In the case that the machine stops in the middle of the work processing at the automatic operation time or the step operation time, the machine is structured such as to store the step executed at the time, and restart the processing operation from the beginning of the step when the machine is restarted. In the case that the machine stop in the middle of the processing is caused by a defect of a raw material size and an erroneous cutting due to a programming glitch, it is necessary to replace the work under processing by a new raw material and restart the machine.
In the lathe having a plurality of main spindles, the lathe processes the works in respective sides by a plurality of main spindles, and the machine stops normally by one work processing defect.
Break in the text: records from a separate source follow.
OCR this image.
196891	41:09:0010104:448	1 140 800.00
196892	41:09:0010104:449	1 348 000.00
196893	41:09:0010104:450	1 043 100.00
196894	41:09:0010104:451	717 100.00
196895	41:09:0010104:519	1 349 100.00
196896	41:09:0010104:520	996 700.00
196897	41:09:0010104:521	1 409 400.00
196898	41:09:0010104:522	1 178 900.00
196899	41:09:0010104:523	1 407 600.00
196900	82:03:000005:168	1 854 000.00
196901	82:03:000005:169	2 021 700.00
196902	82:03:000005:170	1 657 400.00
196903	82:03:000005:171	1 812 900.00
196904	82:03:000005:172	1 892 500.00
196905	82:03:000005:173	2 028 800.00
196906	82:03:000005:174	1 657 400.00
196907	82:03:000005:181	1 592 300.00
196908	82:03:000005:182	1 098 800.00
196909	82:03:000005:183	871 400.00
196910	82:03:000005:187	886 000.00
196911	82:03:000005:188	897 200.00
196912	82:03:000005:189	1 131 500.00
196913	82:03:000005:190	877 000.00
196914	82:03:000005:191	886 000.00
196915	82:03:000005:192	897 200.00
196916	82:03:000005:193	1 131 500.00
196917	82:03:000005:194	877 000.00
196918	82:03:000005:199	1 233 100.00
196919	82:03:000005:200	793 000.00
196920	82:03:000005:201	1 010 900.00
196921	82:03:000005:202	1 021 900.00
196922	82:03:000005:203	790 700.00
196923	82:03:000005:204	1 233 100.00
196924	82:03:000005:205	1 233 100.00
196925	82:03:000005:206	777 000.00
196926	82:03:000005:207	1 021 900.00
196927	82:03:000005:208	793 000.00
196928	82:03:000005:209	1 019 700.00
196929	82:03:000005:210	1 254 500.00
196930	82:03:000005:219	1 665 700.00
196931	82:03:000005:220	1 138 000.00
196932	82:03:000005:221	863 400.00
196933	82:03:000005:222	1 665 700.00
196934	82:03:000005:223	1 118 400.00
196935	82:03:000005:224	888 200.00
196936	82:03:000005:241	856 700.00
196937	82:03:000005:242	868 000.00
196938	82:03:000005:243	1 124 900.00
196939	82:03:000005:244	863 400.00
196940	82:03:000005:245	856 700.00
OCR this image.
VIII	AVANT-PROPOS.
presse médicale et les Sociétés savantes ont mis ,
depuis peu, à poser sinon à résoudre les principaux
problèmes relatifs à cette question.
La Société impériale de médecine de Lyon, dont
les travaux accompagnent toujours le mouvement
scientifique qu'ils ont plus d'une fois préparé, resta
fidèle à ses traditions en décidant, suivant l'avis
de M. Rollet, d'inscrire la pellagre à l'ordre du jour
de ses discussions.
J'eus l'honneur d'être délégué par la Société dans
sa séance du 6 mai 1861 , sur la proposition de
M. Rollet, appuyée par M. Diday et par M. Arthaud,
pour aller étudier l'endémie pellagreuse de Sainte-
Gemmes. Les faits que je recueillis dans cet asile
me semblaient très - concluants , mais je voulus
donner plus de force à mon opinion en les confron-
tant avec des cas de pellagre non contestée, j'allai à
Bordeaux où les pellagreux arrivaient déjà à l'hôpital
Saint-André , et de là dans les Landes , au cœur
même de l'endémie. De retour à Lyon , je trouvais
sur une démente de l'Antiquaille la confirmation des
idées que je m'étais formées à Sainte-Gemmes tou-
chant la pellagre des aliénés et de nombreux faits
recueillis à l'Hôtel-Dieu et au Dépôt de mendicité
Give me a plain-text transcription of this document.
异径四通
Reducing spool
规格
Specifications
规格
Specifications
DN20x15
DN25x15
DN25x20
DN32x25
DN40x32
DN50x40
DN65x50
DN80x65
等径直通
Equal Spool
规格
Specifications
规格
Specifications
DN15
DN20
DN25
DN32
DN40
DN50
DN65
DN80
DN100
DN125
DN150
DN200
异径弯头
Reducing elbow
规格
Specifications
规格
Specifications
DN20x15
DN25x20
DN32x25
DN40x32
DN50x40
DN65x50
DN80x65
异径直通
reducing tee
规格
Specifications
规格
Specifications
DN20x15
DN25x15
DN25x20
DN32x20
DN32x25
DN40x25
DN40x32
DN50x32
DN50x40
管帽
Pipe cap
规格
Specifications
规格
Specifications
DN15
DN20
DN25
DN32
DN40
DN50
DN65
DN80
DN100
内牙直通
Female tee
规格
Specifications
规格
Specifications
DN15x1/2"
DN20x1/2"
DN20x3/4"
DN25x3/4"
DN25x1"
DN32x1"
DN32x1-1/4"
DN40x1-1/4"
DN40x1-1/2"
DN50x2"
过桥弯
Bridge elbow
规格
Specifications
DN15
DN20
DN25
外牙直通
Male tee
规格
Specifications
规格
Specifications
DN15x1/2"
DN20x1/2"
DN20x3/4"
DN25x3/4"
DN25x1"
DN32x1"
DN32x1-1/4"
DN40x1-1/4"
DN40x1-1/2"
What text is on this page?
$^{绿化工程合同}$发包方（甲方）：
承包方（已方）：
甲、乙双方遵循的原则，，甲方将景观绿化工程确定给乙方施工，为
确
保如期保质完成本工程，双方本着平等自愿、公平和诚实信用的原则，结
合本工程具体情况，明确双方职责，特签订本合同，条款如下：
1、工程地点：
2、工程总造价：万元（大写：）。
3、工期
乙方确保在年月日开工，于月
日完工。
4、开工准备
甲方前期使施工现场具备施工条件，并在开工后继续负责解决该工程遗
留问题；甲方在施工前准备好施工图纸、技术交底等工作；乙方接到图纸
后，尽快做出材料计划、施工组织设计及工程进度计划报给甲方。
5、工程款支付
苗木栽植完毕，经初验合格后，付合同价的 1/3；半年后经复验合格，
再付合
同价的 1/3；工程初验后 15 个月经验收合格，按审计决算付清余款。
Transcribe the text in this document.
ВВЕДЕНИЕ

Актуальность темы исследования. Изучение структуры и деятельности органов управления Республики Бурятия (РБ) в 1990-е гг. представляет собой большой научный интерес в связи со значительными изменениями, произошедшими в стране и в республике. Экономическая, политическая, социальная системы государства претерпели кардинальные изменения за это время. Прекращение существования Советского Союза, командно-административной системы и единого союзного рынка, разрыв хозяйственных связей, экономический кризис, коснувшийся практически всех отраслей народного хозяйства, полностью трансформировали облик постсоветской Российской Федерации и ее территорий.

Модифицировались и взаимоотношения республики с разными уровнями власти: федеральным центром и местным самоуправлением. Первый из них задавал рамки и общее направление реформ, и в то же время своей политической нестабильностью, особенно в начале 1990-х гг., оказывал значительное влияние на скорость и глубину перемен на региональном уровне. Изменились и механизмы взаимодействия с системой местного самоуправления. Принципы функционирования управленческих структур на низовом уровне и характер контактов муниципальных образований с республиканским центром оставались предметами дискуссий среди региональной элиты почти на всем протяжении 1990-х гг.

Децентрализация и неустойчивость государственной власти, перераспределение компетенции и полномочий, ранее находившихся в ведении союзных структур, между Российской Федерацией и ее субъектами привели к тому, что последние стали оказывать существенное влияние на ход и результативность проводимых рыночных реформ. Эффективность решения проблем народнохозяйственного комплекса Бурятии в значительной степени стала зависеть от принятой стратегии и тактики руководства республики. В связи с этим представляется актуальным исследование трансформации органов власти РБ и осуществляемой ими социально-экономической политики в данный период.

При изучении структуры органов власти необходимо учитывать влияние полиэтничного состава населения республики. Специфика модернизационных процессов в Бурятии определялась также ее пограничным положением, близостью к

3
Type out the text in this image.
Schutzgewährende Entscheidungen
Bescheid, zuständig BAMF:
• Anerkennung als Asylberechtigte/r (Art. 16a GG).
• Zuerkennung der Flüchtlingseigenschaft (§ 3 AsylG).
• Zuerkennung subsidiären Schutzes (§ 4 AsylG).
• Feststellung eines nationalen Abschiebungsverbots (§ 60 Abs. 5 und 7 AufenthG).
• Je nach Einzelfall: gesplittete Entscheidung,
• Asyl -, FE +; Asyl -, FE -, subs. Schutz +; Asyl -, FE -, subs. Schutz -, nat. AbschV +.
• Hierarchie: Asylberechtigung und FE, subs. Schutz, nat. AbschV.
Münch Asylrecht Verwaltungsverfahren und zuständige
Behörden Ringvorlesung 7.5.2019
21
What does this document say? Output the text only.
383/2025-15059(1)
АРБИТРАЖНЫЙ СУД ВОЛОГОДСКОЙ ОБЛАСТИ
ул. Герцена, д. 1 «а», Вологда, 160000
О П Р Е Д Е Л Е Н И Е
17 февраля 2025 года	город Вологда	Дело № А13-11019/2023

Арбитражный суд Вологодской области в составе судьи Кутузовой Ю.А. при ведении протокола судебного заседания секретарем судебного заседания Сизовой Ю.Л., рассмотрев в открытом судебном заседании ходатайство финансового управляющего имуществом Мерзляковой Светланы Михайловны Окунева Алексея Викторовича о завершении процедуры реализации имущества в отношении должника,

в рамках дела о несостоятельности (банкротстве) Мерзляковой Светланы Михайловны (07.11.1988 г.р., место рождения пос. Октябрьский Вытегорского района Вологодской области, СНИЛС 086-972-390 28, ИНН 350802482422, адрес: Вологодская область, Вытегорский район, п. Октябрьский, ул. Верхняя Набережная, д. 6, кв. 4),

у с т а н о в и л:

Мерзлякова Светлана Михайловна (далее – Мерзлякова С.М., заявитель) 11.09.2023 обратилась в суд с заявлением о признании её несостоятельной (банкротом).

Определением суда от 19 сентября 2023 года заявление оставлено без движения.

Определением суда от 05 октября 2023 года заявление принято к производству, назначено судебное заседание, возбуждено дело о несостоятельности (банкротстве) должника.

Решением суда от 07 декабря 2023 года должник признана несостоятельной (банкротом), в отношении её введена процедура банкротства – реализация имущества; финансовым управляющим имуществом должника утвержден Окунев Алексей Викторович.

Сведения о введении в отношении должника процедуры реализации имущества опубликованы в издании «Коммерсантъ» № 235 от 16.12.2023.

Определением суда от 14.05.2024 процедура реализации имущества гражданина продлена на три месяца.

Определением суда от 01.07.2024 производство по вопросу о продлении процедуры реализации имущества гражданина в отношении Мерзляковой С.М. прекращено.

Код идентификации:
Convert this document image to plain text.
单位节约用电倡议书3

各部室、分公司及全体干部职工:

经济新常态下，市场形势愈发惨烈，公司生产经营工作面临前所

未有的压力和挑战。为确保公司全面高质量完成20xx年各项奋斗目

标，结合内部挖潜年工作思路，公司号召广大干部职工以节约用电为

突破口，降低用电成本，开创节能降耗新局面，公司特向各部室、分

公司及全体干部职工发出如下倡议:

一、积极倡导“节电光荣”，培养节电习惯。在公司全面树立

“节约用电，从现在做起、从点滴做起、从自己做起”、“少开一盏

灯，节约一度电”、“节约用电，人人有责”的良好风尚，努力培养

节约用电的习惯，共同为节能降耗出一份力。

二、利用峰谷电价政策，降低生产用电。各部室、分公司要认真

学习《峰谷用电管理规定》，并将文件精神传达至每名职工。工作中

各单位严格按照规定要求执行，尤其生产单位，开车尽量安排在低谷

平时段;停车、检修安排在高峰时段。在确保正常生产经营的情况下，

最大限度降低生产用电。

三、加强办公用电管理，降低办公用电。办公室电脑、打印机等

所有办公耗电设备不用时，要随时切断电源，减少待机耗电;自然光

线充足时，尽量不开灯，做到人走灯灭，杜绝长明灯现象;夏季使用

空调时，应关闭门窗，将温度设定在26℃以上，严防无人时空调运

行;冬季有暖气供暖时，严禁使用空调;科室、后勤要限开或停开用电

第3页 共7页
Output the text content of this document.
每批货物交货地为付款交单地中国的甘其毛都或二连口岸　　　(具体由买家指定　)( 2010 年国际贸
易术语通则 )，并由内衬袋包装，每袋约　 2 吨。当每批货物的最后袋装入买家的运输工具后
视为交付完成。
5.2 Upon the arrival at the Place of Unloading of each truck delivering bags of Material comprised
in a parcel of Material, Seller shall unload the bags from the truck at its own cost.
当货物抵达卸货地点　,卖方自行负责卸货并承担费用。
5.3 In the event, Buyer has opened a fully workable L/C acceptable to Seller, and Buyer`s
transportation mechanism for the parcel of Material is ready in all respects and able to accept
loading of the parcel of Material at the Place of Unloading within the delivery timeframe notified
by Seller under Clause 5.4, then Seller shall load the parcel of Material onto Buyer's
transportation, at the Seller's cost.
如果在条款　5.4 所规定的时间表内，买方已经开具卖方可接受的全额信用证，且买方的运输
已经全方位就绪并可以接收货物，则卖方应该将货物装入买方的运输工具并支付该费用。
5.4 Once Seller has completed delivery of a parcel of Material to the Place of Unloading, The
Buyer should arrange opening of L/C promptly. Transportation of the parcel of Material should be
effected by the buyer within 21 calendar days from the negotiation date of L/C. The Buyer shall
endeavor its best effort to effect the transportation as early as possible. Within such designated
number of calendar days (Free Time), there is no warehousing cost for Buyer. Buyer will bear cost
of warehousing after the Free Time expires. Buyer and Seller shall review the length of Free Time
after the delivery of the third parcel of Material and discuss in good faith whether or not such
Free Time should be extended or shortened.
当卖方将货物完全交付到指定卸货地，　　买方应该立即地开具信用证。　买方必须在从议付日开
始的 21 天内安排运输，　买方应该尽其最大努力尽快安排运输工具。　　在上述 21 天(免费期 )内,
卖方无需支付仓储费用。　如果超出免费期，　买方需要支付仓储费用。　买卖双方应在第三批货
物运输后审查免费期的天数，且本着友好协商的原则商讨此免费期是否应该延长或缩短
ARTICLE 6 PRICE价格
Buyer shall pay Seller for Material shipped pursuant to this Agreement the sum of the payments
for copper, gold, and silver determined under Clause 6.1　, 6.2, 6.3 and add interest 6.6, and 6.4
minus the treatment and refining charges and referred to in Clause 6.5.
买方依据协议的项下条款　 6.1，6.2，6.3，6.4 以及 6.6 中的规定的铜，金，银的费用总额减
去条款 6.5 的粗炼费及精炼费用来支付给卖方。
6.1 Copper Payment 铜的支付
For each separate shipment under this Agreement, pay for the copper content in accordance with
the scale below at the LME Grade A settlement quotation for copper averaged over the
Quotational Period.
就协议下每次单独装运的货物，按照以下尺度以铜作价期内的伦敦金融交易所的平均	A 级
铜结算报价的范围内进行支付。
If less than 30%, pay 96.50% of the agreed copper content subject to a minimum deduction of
At this time, in the case that the work in which problem occurs is replaced by the new raw material and the machine is restarted, it is necessary to apply the processing to the new raw material from the beginning. On the other hand, it is only necessary to apply the processing from the beginning of the step when the machine stops to the other works. Since the controller can not recognize a work which the work in the main spindle is replaced by, it is necessary to teach the controller a state of the replaced work when the work is replaced in the middle of the processing.
Further, in the case of registering a retracted position of each of the tool posts at the loading and unloading time of the work or the work transferring time between the main spindles in the controller, and in the case of registering a tool offset value of the tool in each of the tool posts in the controller, the registration is carried out by impressing the position of the tool post at the registering time on the controller. In the lathe having a plurality of main spindles, it is necessary to teach the controller the main spindle on which the registered value is registered, at the registering time.
Conventionally, the teaching applied to the controller has been carried out by inputting command from the control panel or selecting command displayed on the display, however, there has been a problem that it is troublesome to operate.

SUMMARY OF THE INVENTION

Problem to be Solved by the Invention

As mentioned above, it has been conventionally carried out to display the machine state on the display of the control panel. However, since the conventional display is a monochrome display which uses characters and two-dimensional figures, not only the conventional display is inferior in a design characteristic, but also the conventional display is hard to be understood viscerally due to poor visual change. As a result, there has been a problem that the change of the display when the machine state changes tends to be missed.
Further, since the machine state is displayed by simplified figures and symbols, it is hard to understand the meaning of the display until the meanings of the simplified figures and symbols are learnt, and there has been a problem that an unskilled operator tends to erroneously operate.
Further, it is troublesome to teach the controller in the case that the machine stops in the middle of the processing and operator replaces the work, and in the case that the operator sets a tool offset value, and high level of skill is required for the works. Further, there has been a problem that an erroneous operation tends to be generated.
A first object of the invention is to provide a machine state display device which can viscerally understand an operating state of a machine, whereby it is possible to easily and securely impress a change of the machine state on an operator, and is excellent in design.
A second object of the invention is to provide a machine state display device which can teach a main spindle selection state of a tool post and a work state at the restarting time through one-touch operation, aiming at providing a display screen of the machine state which can easily teach the controller setting and command which affect the machine state.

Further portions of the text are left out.